The biblical story to which the film’s title refers can be found in the Books of Ezra and Nehemiah of the Old Testament. There, the Jews of the fifth and fourth century B.C.E. return to Jerusalem, seventy years after their holy temples were destroyed and they were chased out of their homeland by the Babylonians. This story is often read as dealing with questions of theodicy: if God is good, why does he allow bad things to happen? Why did God not stop the unpopular government of the Babylonians? Why did He force his people into exile? And why did He risk to let their culture die through the assimilation to the foreign rule? The Bible’s answer to these questions is that God actually did not abandon his people. They abandoned Him. Only if they find a way back to God, will He allow them to return to the promised land. And this is what happens. Thanks to a generous Persian King named Cyrus the Great, who overthrows the Babylonian empire in 538 B.C.E., the Jews are allowed to return and rebuild the temple (even if it takes them another two decades to complete the task).
The comparison with the Armenian people of the late twentieth Century is quite recognizable. Not only did their cultural values recede during Communist rule, which lasted pretty much as long as the Babylonian rule did in the Bible, but, and this I would guess is what Khachatryan wants to say, they also abandoned their spiritual values. They replaced their traditional system of beliefs with a foreign ideology, thereby threatening century-old traditions to perish.
In the film, the difficulty of going back to communal practices worthy of spiritual value is most visible in the reestablishment of self-sustained family communities, a life-style the Communist regime tried to replace with a homogenized and industrialized society.
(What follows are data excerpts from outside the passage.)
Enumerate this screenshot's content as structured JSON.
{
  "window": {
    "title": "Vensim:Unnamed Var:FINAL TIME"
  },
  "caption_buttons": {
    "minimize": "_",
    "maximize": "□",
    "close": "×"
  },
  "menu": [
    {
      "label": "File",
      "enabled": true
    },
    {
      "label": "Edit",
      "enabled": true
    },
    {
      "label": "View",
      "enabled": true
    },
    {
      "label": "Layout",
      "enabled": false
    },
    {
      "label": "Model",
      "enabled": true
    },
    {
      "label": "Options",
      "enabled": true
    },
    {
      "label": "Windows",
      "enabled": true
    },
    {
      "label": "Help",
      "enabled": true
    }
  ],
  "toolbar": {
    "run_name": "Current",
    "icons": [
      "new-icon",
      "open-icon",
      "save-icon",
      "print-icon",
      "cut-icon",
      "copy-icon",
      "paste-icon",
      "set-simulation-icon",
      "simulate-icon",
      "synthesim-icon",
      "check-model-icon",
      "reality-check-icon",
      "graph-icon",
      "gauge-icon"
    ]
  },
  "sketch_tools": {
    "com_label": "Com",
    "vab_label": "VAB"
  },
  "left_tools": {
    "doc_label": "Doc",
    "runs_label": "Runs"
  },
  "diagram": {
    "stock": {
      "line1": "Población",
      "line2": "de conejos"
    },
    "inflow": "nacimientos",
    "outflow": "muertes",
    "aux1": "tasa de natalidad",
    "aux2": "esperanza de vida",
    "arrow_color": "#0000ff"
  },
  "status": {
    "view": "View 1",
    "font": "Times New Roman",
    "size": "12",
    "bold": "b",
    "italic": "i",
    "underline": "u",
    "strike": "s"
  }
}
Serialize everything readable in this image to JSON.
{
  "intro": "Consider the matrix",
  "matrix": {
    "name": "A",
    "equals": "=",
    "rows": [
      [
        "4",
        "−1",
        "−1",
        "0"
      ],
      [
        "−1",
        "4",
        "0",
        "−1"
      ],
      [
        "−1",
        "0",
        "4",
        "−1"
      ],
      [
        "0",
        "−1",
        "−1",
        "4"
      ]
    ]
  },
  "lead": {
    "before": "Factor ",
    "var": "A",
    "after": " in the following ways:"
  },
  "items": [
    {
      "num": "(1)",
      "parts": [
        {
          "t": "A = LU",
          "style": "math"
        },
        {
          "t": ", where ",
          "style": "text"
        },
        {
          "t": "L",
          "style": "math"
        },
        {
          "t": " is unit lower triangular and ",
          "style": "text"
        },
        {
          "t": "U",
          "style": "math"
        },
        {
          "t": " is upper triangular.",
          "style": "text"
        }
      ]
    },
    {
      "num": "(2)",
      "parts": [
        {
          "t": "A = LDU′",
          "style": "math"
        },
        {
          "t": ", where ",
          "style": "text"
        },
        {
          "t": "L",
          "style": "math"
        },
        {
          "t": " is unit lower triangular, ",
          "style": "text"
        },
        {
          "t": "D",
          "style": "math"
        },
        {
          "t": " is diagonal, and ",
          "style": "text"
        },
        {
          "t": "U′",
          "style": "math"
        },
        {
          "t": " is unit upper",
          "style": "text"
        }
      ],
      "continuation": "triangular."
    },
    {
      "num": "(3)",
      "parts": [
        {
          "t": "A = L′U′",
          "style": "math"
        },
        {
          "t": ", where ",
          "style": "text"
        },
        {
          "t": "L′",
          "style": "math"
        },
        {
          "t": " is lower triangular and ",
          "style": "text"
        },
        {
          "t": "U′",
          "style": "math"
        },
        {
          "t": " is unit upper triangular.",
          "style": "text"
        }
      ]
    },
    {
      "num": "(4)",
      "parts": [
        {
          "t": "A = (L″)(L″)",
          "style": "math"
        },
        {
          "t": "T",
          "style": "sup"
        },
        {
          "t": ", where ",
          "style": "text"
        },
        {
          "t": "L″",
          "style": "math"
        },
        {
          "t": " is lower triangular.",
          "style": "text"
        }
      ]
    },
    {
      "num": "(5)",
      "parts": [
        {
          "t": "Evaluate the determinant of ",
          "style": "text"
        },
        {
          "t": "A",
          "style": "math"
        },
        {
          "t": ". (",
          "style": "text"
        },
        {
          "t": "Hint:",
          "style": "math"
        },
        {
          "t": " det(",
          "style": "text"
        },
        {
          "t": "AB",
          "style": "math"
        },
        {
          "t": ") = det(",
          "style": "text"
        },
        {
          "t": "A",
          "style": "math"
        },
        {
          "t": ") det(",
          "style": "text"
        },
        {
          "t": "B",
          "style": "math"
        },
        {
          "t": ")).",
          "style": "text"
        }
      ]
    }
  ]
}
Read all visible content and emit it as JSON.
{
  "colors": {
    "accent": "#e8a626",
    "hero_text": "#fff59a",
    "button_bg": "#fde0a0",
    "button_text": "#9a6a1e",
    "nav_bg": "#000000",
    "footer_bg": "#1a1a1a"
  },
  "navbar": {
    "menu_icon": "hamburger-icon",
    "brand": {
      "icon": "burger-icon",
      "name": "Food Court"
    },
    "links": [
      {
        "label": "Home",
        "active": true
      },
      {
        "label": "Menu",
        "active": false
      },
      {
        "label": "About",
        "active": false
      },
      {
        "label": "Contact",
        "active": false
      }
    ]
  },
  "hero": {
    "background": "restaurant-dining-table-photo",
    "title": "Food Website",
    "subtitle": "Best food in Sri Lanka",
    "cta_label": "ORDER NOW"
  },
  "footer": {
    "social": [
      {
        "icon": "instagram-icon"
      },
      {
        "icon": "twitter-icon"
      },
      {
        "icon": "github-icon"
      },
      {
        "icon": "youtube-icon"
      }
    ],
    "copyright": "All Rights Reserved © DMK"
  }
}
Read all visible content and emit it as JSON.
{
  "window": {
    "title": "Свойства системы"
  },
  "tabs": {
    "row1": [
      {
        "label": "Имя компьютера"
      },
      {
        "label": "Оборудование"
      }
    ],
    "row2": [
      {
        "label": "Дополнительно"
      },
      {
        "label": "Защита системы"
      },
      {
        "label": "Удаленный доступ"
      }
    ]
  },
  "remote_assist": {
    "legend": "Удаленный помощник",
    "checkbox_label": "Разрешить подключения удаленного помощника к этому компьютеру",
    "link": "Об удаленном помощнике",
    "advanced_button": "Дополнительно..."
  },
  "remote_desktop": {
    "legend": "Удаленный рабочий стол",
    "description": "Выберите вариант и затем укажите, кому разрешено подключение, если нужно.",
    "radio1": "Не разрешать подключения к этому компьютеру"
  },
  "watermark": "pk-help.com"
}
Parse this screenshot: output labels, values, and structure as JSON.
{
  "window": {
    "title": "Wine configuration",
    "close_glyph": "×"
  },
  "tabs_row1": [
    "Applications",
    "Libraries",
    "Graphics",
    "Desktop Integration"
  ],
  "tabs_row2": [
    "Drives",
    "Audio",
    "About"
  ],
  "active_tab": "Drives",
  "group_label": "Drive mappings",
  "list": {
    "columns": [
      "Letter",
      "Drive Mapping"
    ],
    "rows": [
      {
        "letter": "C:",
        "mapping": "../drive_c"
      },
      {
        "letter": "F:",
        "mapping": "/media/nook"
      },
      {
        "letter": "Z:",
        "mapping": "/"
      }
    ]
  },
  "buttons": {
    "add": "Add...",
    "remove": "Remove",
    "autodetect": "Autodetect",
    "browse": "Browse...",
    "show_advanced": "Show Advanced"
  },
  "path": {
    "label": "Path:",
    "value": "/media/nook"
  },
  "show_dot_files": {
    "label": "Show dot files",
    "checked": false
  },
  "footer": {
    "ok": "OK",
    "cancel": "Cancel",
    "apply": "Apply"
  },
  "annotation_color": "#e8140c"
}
The family in Khachatryan’s film finds spiritual happiness in the close-knit and supportive communal structures that have always defined the Armenian people. Khachatryan’s Return ends in perpetuity. Seasons come and go and the villagers have adapted their life to the way of nature. They have rebuilt their temple.
The story in the Bible, however, goes on. In the Book of Ezra, finding the way back to the Lord also means, for instance, to divorce all Jewish men who have married foreign women. In another passage, it means to exclude the Samaritans – a people from southern Mesopotamia forced to resettle by the Assyrians – from helping with the rebuilding of the temple. Does Khachatryan avoid showing these kind of spiritual conflicts? While he quickly addresses the ethnic conflicts that resulted in the Nagorno-Karabakh Wars in the archival footage that start the film, there is nothing in the film indicating that the return of his people was, in many cases, a racially exclusive affair. In comparison with the Bible, Khachatryan’s vision of “coming home” is perhaps more Romantic and in that also more true to the nostalgic and wistful traditions of Armenian culture in contrast to the dark, existential realities of the Old Testament.